We also should not be surprised that Satan hates the gospel so much - for it provides the armor of God, and the only defense that the enemy cannot defeat. We should not be surprised that the Word of God is universally hated by those who are perishing. We shouldn't find it a shock that the expressions of Christian faith are suppressed and that we're often simply told to "shut up". The servants of the enemy (i.e. all those outside of Christ, whether they are "in" or "out" of the church) will act to serve HIS ends - the suppression of the gospel - one way or another. We see this now in particular, and will moreso, in the violent opposition given to speech that condemns things like homosexuality and abortion. These great sins of our time will be defended by those who practice them AND by those who have other sin that they'd prefer remained hidden... the sinner desires that ALL sin be kept in the dark, so that the light not shine on their own pet sins. Gurnall writes (350+ years ago, remember):

"Nay, it is come to such a pass, that the Word is so heavy a charge to the squeamish stomachs of many professors, that it comes up again presently, an abundance of choler with it, against the preacher, especially if it fall foul of the sins and errors of the times, the very naming of which is enough to offend, though the nation be sinking under its weight. What reproaches are the faithful ministers of the gospel laden withal!" (p. 49, The Christian in Complete Armor)

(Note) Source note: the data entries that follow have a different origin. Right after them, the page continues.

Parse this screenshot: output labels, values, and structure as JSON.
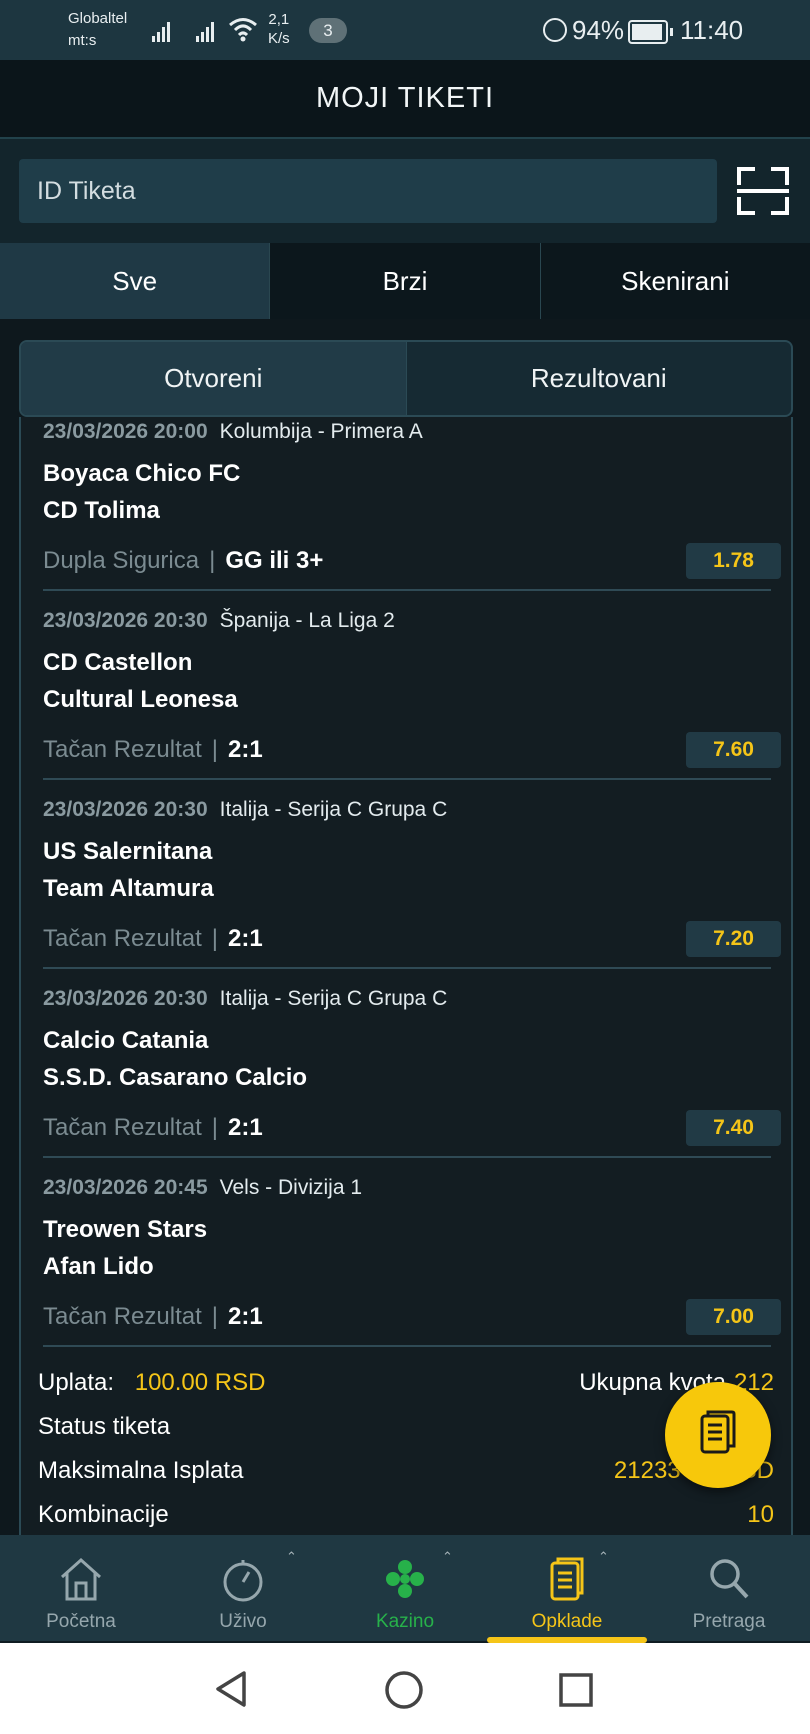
{
  "status_bar": {
    "carrier_line1": "Globaltel",
    "carrier_line2": "mt:s",
    "net_speed_value": "2,1",
    "net_speed_unit": "K/s",
    "notification_count": "3",
    "battery_percent": "94%",
    "time": "11:40"
  },
  "app_bar": {
    "title": "MOJI TIKETI"
  },
  "search": {
    "placeholder": "ID Tiketa",
    "value": ""
  },
  "tabs": [
    {
      "label": "Sve",
      "active": true
    },
    {
      "label": "Brzi",
      "active": false
    },
    {
      "label": "Skenirani",
      "active": false
    }
  ],
  "segments": [
    {
      "label": "Otvoreni",
      "active": true
    },
    {
      "label": "Rezultovani",
      "active": false
    }
  ],
  "matches": [
    {
      "datetime": "23/03/2026 20:00",
      "league": "Kolumbija - Primera A",
      "home": "Boyaca Chico FC",
      "away": "CD Tolima",
      "market": "Dupla Sigurica",
      "pick": "GG ili 3+",
      "odd": "1.78"
    },
    {
      "datetime": "23/03/2026 20:30",
      "league": "Španija - La Liga 2",
      "home": "CD Castellon",
      "away": "Cultural Leonesa",
      "market": "Tačan Rezultat",
      "pick": "2:1",
      "odd": "7.60"
    },
    {
      "datetime": "23/03/2026 20:30",
      "league": "Italija - Serija C Grupa C",
      "home": "US Salernitana",
      "away": "Team Altamura",
      "market": "Tačan Rezultat",
      "pick": "2:1",
      "odd": "7.20"
    },
    {
      "datetime": "23/03/2026 20:30",
      "league": "Italija - Serija C Grupa C",
      "home": "Calcio Catania",
      "away": "S.S.D. Casarano Calcio",
      "market": "Tačan Rezultat",
      "pick": "2:1",
      "odd": "7.40"
    },
    {
      "datetime": "23/03/2026 20:45",
      "league": "Vels - Divizija 1",
      "home": "Treowen Stars",
      "away": "Afan Lido",
      "market": "Tačan Rezultat",
      "pick": "2:1",
      "odd": "7.00"
    }
  ],
  "summary": {
    "uplata_label": "Uplata:",
    "uplata_value": "100.00 RSD",
    "ukupna_kvota_label": "Ukupna kvota",
    "ukupna_kvota_value": "212",
    "status_label": "Status tiketa",
    "max_isplata_label": "Maksimalna Isplata",
    "max_isplata_value": "21233",
    "max_isplata_suffix": "SD",
    "kombinacije_label": "Kombinacije",
    "kombinacije_value": "10"
  },
  "bottom_nav": [
    {
      "label": "Početna",
      "icon": "home-icon"
    },
    {
      "label": "Uživo",
      "icon": "stopwatch-icon"
    },
    {
      "label": "Kazino",
      "icon": "clover-icon"
    },
    {
      "label": "Opklade",
      "icon": "betslip-icon",
      "active": true
    },
    {
      "label": "Pretraga",
      "icon": "search-icon"
    }
  ],
  "colors": {
    "accent_yellow": "#f5c518",
    "kazino_green": "#27b14a",
    "background": "#0f1c22"
  }
}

When pastors take on the sins of the day, whether it be the aforementioned horrors, or the sin of selfishness, consumerism and materialism that have plunged our nation and world into economic distress, they will be opposed, and opposed with whatever force is necessary to shut them up. The enemy hates the truth, and the light that clearly illuminates sin, and expends much effort to keep the light of the gospel from drawing people out of darkness and into salvation. Thanks be to God that the enemy never succeeds in keeping God's people from Him.

Gurnall's work simply drips with wisdom - and is rich and worthy of long pondering. He speaks so clearly to the errors and dangers of his time, and of ours - pick up a copy if you've not got one. It's well worth the effort to read, re-read and think about as you consider your own walk with Christ in this world of sin.